# youth/ladies longbow for sale



## longbowdave1 (Feb 19, 2010)

this a 58" amo ,fox river longbow, youth model. green mountain action wood riser, maple limbs with black glass. it has a satin finish and classic look. cut near true center with a calf hair rest. a perfect bow for the young shooters or the ladies. perfect for those with a draw length between 24  and 27 inches. 

40# @ 26"
37# @ 25"
34# @ 24"

 185$ shipped to your door anywhere in the U.S..

 thanks for looking.


----------



## longbowdave1 (Feb 19, 2010)

pics of the bow strung.


----------



## longbowdave1 (Feb 19, 2010)

i'd love to hear your comments on the little bow even if your not interested in buying it.

thanks,
dave


----------



## Mr Mike (Feb 19, 2010)

Looks nice but looks are not everything, since never shot it can't really say.


----------



## longbowdave1 (Feb 19, 2010)

mr mike,

 it's a bow that i desiged for my 11 year old son last year, it's a wicked little bow that move an arrow real well. he uses it to hunt whitetails as well as going to 3-d shoots. i'm tempted to use his for turkey this year, it would work well from a blind.


----------



## CallMaker (Feb 19, 2010)

That would be a great bow for turkeys from a blind.

Ed


----------



## longbowdave1 (Feb 19, 2010)

ed , my tag for turkey is not until the first week of may but, i may take that bow. 40+ pounds is plenty to take down a tom!


----------



## CallMaker (Feb 19, 2010)

I should say 40# is enough, and then some. My standard turkey bow for several years was 38# and it worked just fine.

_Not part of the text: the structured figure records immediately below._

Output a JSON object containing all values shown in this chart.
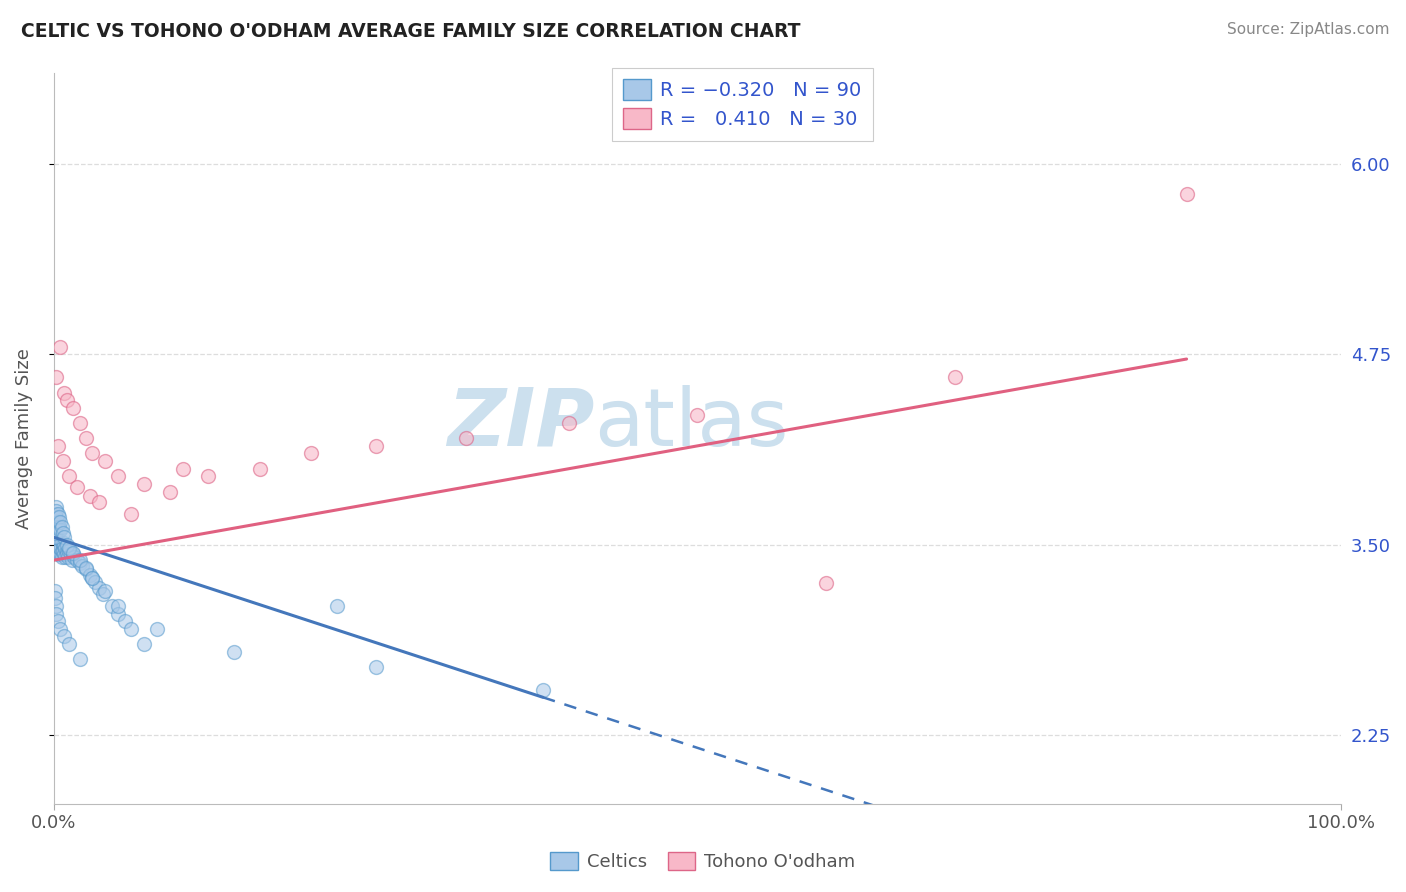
{
  "title": "CELTIC VS TOHONO O'ODHAM AVERAGE FAMILY SIZE CORRELATION CHART",
  "source": "Source: ZipAtlas.com",
  "ylabel": "Average Family Size",
  "xlim": [
    0.0,
    100.0
  ],
  "ylim": [
    1.8,
    6.6
  ],
  "yticks_right": [
    2.25,
    3.5,
    4.75,
    6.0
  ],
  "color_blue": "#a8c8e8",
  "color_blue_edge": "#5599cc",
  "color_blue_line": "#4477bb",
  "color_pink": "#f8b8c8",
  "color_pink_edge": "#dd6688",
  "color_pink_line": "#e06080",
  "color_title": "#222222",
  "color_axis_label": "#555555",
  "color_source": "#888888",
  "color_rn_label": "#3355cc",
  "watermark_color": "#cce0ee",
  "grid_color": "#dddddd",
  "background": "#ffffff",
  "celtics_x": [
    0.1,
    0.1,
    0.1,
    0.1,
    0.1,
    0.2,
    0.2,
    0.2,
    0.2,
    0.3,
    0.3,
    0.3,
    0.3,
    0.4,
    0.4,
    0.4,
    0.5,
    0.5,
    0.5,
    0.6,
    0.6,
    0.6,
    0.7,
    0.7,
    0.8,
    0.8,
    0.9,
    0.9,
    1.0,
    1.0,
    1.1,
    1.2,
    1.3,
    1.4,
    1.5,
    1.6,
    1.8,
    2.0,
    2.2,
    2.5,
    2.8,
    3.0,
    3.2,
    3.5,
    3.8,
    4.5,
    5.0,
    5.5,
    6.0,
    7.0,
    0.1,
    0.1,
    0.1,
    0.1,
    0.1,
    0.1,
    0.2,
    0.2,
    0.2,
    0.3,
    0.3,
    0.4,
    0.4,
    0.5,
    0.5,
    0.6,
    0.7,
    0.8,
    1.0,
    1.2,
    1.5,
    2.0,
    2.5,
    3.0,
    4.0,
    5.0,
    8.0,
    14.0,
    25.0,
    38.0,
    0.1,
    0.1,
    0.2,
    0.2,
    0.3,
    0.5,
    0.8,
    1.2,
    2.0,
    22.0
  ],
  "celtics_y": [
    3.5,
    3.55,
    3.45,
    3.52,
    3.48,
    3.5,
    3.45,
    3.55,
    3.48,
    3.52,
    3.46,
    3.5,
    3.44,
    3.48,
    3.52,
    3.46,
    3.5,
    3.44,
    3.48,
    3.52,
    3.46,
    3.42,
    3.5,
    3.46,
    3.5,
    3.44,
    3.48,
    3.42,
    3.46,
    3.44,
    3.42,
    3.46,
    3.44,
    3.4,
    3.44,
    3.42,
    3.4,
    3.38,
    3.36,
    3.34,
    3.3,
    3.28,
    3.26,
    3.22,
    3.18,
    3.1,
    3.05,
    3.0,
    2.95,
    2.85,
    3.6,
    3.65,
    3.55,
    3.62,
    3.58,
    3.7,
    3.75,
    3.68,
    3.72,
    3.65,
    3.7,
    3.62,
    3.68,
    3.6,
    3.65,
    3.62,
    3.58,
    3.55,
    3.5,
    3.48,
    3.45,
    3.4,
    3.35,
    3.28,
    3.2,
    3.1,
    2.95,
    2.8,
    2.7,
    2.55,
    3.2,
    3.15,
    3.1,
    3.05,
    3.0,
    2.95,
    2.9,
    2.85,
    2.75,
    3.1
  ],
  "tohono_x": [
    0.2,
    0.5,
    0.8,
    1.0,
    1.5,
    2.0,
    2.5,
    3.0,
    4.0,
    5.0,
    7.0,
    9.0,
    12.0,
    16.0,
    20.0,
    25.0,
    32.0,
    40.0,
    50.0,
    60.0,
    0.3,
    0.7,
    1.2,
    1.8,
    2.8,
    3.5,
    6.0,
    10.0,
    70.0,
    88.0
  ],
  "tohono_y": [
    4.6,
    4.8,
    4.5,
    4.45,
    4.4,
    4.3,
    4.2,
    4.1,
    4.05,
    3.95,
    3.9,
    3.85,
    3.95,
    4.0,
    4.1,
    4.15,
    4.2,
    4.3,
    4.35,
    3.25,
    4.15,
    4.05,
    3.95,
    3.88,
    3.82,
    3.78,
    3.7,
    4.0,
    4.6,
    5.8
  ],
  "celtics_solid_end": 38.0,
  "blue_line_x0": 0.0,
  "blue_line_y0": 3.55,
  "blue_line_x1": 38.0,
  "blue_line_y1": 2.5,
  "pink_line_x0": 0.0,
  "pink_line_y0": 3.4,
  "pink_line_x1": 88.0,
  "pink_line_y1": 4.72
}
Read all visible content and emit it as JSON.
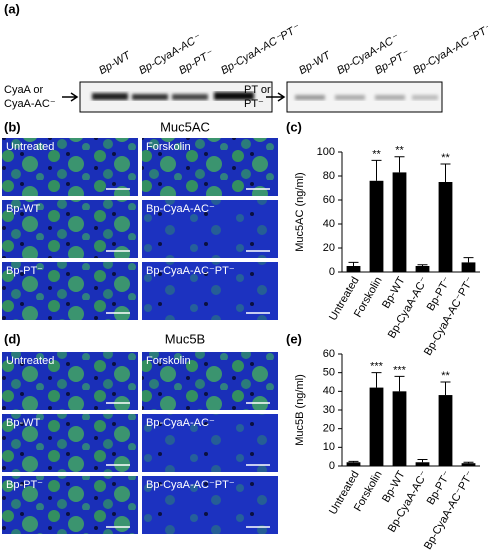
{
  "panels": {
    "a": {
      "label": "(a)",
      "blot_left": {
        "lanes": [
          "Bp-WT",
          "Bp-CyaA-AC⁻",
          "Bp-PT⁻",
          "Bp-CyaA-AC⁻PT⁻"
        ],
        "bands": [
          "CyaA or",
          "CyaA-AC⁻"
        ]
      },
      "blot_right": {
        "lanes": [
          "Bp-WT",
          "Bp-CyaA-AC⁻",
          "Bp-PT⁻",
          "Bp-CyaA-AC⁻PT⁻"
        ],
        "bands": [
          "PT or",
          "PT⁻"
        ]
      }
    },
    "b": {
      "label": "(b)",
      "title": "Muc5AC",
      "images": [
        "Untreated",
        "Forskolin",
        "Bp-WT",
        "Bp-CyaA-AC⁻",
        "Bp-PT⁻",
        "Bp-CyaA-AC⁻PT⁻"
      ]
    },
    "d": {
      "label": "(d)",
      "title": "Muc5B",
      "images": [
        "Untreated",
        "Forskolin",
        "Bp-WT",
        "Bp-CyaA-AC⁻",
        "Bp-PT⁻",
        "Bp-CyaA-AC⁻PT⁻"
      ]
    }
  },
  "chart_data": [
    {
      "type": "bar",
      "panel_label": "(c)",
      "y_label": "Muc5AC (ng/ml)",
      "categories": [
        "Untreated",
        "Forskolin",
        "Bp-WT",
        "Bp-CyaA-AC⁻",
        "Bp-PT⁻",
        "Bp-CyaA-AC⁻PT⁻"
      ],
      "values": [
        5,
        76,
        83,
        5,
        75,
        8
      ],
      "errors": [
        3,
        17,
        13,
        1,
        15,
        4
      ],
      "annotations": [
        null,
        "**",
        "**",
        null,
        "**",
        null
      ],
      "color": "#000000",
      "ylim": [
        0,
        100
      ],
      "yticks": [
        0,
        20,
        40,
        60,
        80,
        100
      ]
    },
    {
      "type": "bar",
      "panel_label": "(e)",
      "y_label": "Muc5B (ng/ml)",
      "categories": [
        "Untreated",
        "Forskolin",
        "Bp-WT",
        "Bp-CyaA-AC⁻",
        "Bp-PT⁻",
        "Bp-CyaA-AC⁻PT⁻"
      ],
      "values": [
        2,
        42,
        40,
        2,
        38,
        1.5
      ],
      "errors": [
        0.5,
        8,
        8,
        1.5,
        7,
        0.5
      ],
      "annotations": [
        null,
        "***",
        "***",
        null,
        "**",
        null
      ],
      "color": "#000000",
      "ylim": [
        0,
        60
      ],
      "yticks": [
        0,
        10,
        20,
        30,
        40,
        50,
        60
      ]
    }
  ]
}
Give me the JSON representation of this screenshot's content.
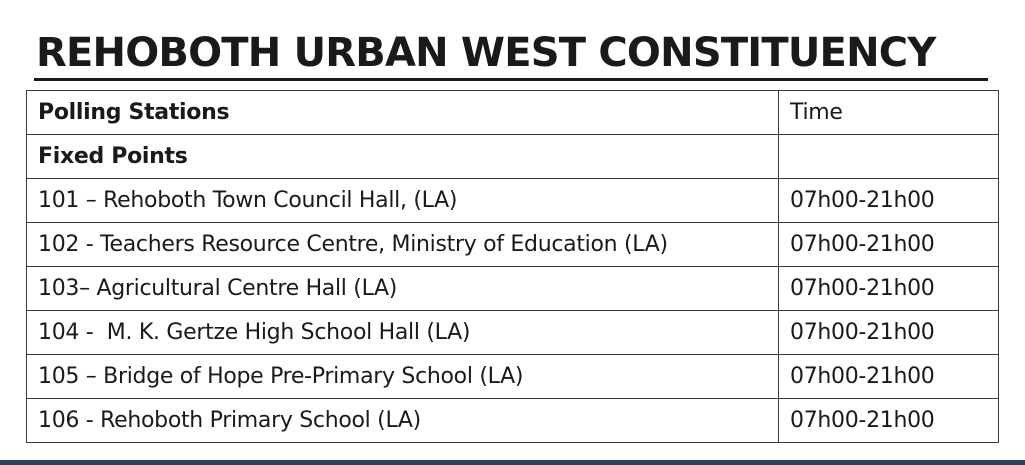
{
  "title": "REHOBOTH URBAN WEST CONSTITUENCY",
  "table": {
    "header": {
      "station": "Polling Stations",
      "time": "Time"
    },
    "section": "Fixed Points",
    "rows": [
      {
        "station": "101 – Rehoboth Town Council Hall, (LA)",
        "time": "07h00-21h00"
      },
      {
        "station": "102 - Teachers Resource Centre, Ministry of Education (LA)",
        "time": "07h00-21h00"
      },
      {
        "station": "103– Agricultural Centre Hall (LA)",
        "time": "07h00-21h00"
      },
      {
        "station": "104 -  M. K. Gertze High School Hall (LA)",
        "time": "07h00-21h00"
      },
      {
        "station": "105 – Bridge of Hope Pre-Primary School (LA)",
        "time": "07h00-21h00"
      },
      {
        "station": "106 - Rehoboth Primary School (LA)",
        "time": "07h00-21h00"
      }
    ]
  },
  "colors": {
    "text": "#1a1a1a",
    "border": "#3a3a3a",
    "bottom_bar": "#2f4058"
  }
}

For that matter there is nothing wrong with 40# for deer.

Ed


----------



## longbowdave1 (Feb 19, 2010)

i agree. i read and article in traditional bowhunter magazine a few years back, it was about a guy who built just such a short longbow about 35 pounds just for his turkey hunts. he said he liked to be able to draw sooner and hold longer on the birds with a lighter bow. less chance of getting picked off with the movement from drawing the bow>-------->


----------



## CallMaker (Feb 19, 2010)

Amen to that, those birds will bust you in a heartbeat from just a little movement. Being old and lazy most of my turkey hunting is from a blind but when I hunted "in the open" I found that those birds are pretty quick to make you.

Ed


----------



## longbowdave1 (Feb 19, 2010)

i had several toms come in last spring but just wouldn't take the last few steps to  loose an arrow. maybe this year.

 just remembered, that in my avatar picture , my son is holding his version of this bow, it's 38# at 26" and he's lovin it!


----------



## longbowdave1 (Feb 20, 2010)

here's a better picture!


----------



## CallMaker (Feb 21, 2010)

Dave, You have mail.

Ed


----------



## longbowdave1 (Feb 21, 2010)

thanks ed!!


----------



## longbowdave1 (Feb 25, 2010)

bow available only for a few more days, thanks for looking.


----------



## longbowdave1 (Feb 27, 2010)

last day available, thanks for looking!


----------